On average, every 10% increase in the share of the state’s population over the age of 60 reduced per capita growth in gross domestic product by 5.5%.
This came through two effects. First, as more workers retire, the labor force grows more slowly. This, according to researchers, explains one-third of the 5.5% growth hit. (Source: “For Economy, Aging Population Poses Double Whammy,” The Wall Street Journal, August 5, 2016.)
But the bigger effect was through reduced productivity—that is, output per hour—of the remaining workers. The authors found that this couldn’t be explained by emigration, mortality or an influx of younger, inexperienced workers. Rather, they found that everyone became less productive in an aging state.
“An older worker’s experience increases not only his own productivity but also the productivity of those who work with him.” All else equal, experienced workers are more productive. One study found that productivity peaks at age 50, when productivity is 60% higher than for the average 20-year-old. (Source: Ibid.)
Aging can also cut in the opposite direction. Older workers may be slower to adapt to new technology. If laid off from a dying industry, their experience may be irrelevant to a new one. Older workers are more likely to suffer from injury or illness and less likely to have a college degree.

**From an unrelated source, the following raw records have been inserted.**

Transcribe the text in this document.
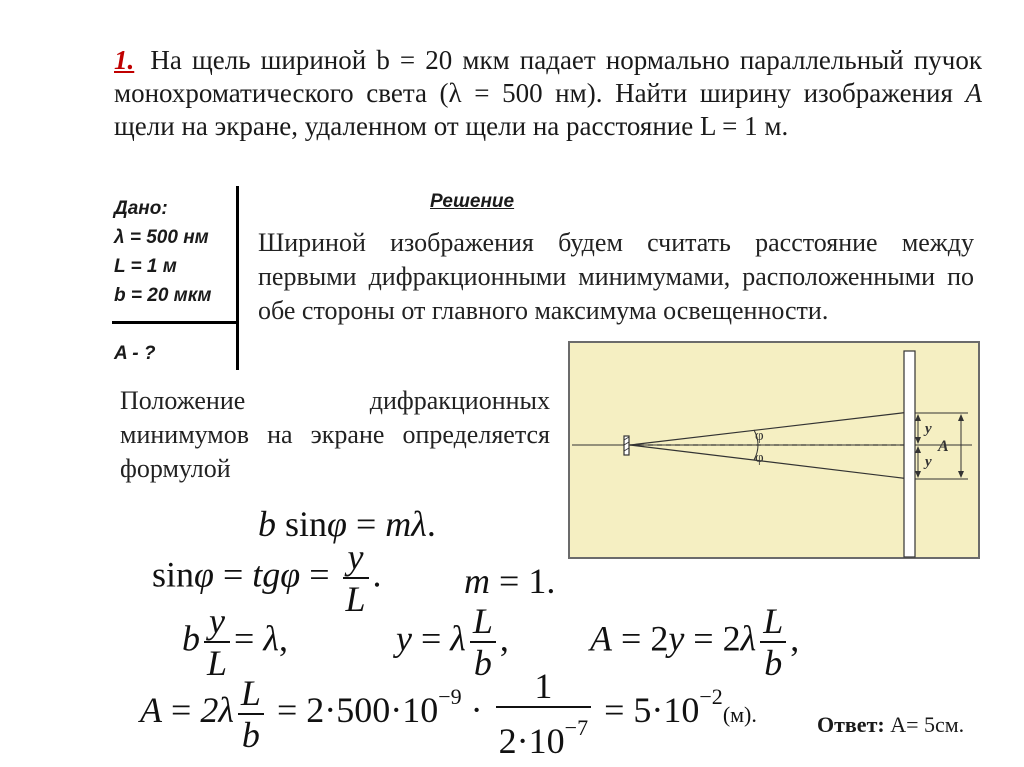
1. На щель шириной b = 20 мкм падает нормально параллельный пучок монохроматического света (λ = 500 нм). Найти ширину изображения А щели на экране, удаленном от щели на расстояние L = 1 м.
Дано:
λ = 500 нм
L = 1 м
b = 20 мкм
A - ?
Решение
Шириной изображения будем считать расстояние между первыми дифракционными минимумами, расположенными по обе стороны от главного максимума освещенности.
Положение дифракционных минимумов на экране определяется формулой
φ
φ
y
y
A
b sinφ = mλ.
$\sin\varphi = tg\varphi = \frac{y}{L}$ . m = 1.
b $\frac{y}{L} = \lambda$,	y = λ $\frac{L}{b}$ , $A = 2y = 2\lambda \frac{L}{b}$ ,
$A = 2\lambda \frac{L}{b} = 2\cdot 500\cdot 10^{-9} \cdot \frac{1}{2\cdot 10^{-7}} = 5\cdot 10^{-2}(м)$.	Ответ: А= 5см.
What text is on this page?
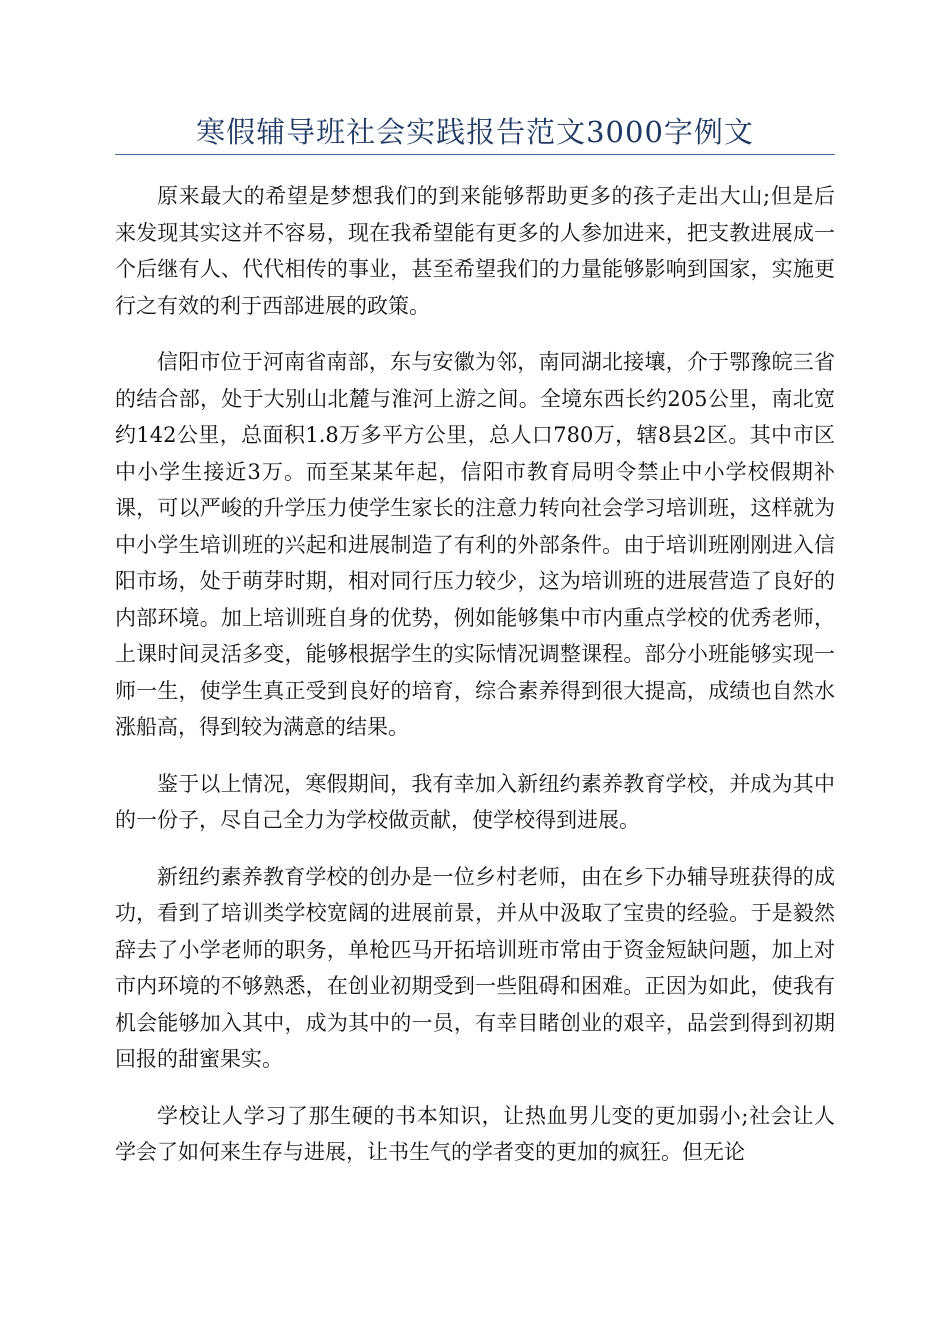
寒假辅导班社会实践报告范文3000字例文

原来最大的希望是梦想我们的到来能够帮助更多的孩子走出大山;但是后来发现其实这并不容易，现在我希望能有更多的人参加进来，把支教进展成一个后继有人、代代相传的事业，甚至希望我们的力量能够影响到国家，实施更行之有效的利于西部进展的政策。

信阳市位于河南省南部，东与安徽为邻，南同湖北接壤，介于鄂豫皖三省的结合部，处于大别山北麓与淮河上游之间。全境东西长约205公里，南北宽约142公里，总面积1.8万多平方公里，总人口780万，辖8县2区。其中市区中小学生接近3万。而至某某年起，信阳市教育局明令禁止中小学校假期补课，可以严峻的升学压力使学生家长的注意力转向社会学习培训班，这样就为中小学生培训班的兴起和进展制造了有利的外部条件。由于培训班刚刚进入信阳市场，处于萌芽时期，相对同行压力较少，这为培训班的进展营造了良好的内部环境。加上培训班自身的优势，例如能够集中市内重点学校的优秀老师，上课时间灵活多变，能够根据学生的实际情况调整课程。部分小班能够实现一师一生，使学生真正受到良好的培育，综合素养得到很大提高，成绩也自然水涨船高，得到较为满意的结果。

鉴于以上情况，寒假期间，我有幸加入新纽约素养教育学校，并成为其中的一份子，尽自己全力为学校做贡献，使学校得到进展。

新纽约素养教育学校的创办是一位乡村老师，由在乡下办辅导班获得的成功，看到了培训类学校宽阔的进展前景，并从中汲取了宝贵的经验。于是毅然辞去了小学老师的职务，单枪匹马开拓培训班市常由于资金短缺问题，加上对市内环境的不够熟悉，在创业初期受到一些阻碍和困难。正因为如此，使我有机会能够加入其中，成为其中的一员，有幸目睹创业的艰辛，品尝到得到初期回报的甜蜜果实。

学校让人学习了那生硬的书本知识，让热血男儿变的更加弱小;社会让人学会了如何来生存与进展，让书生气的学者变的更加的疯狂。但无论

But these disadvantages have shrunk: The average 60-year-old in the 2000s was as healthy as the average 55-year-old in the 1970s, and in many occupations, cognitive skill matters more than physical stamina.
So, how much has aging hurt overall growth? In the past five years, the labor force grew just 0.6% per year, half the rate of a decade earlier, much of it due to retiring boomers.
Meanwhile, productivity grew just 0.5% per year, the second-weakest such stretch since the 1950s. The productivity slowdown is a puzzle.
Businesses appear reluctant to invest due to financing constraints, a dim sales outlook or a paucity of exciting new innovations. The new research suggests retirements could be part of the story. By applying their state-level findings to the whole country, the authors estimate that aging will reduce growth by 1.2% between 2010 and 2020, with two-thirds of the effect attributable to reduced productivity. (Source: Ibid.)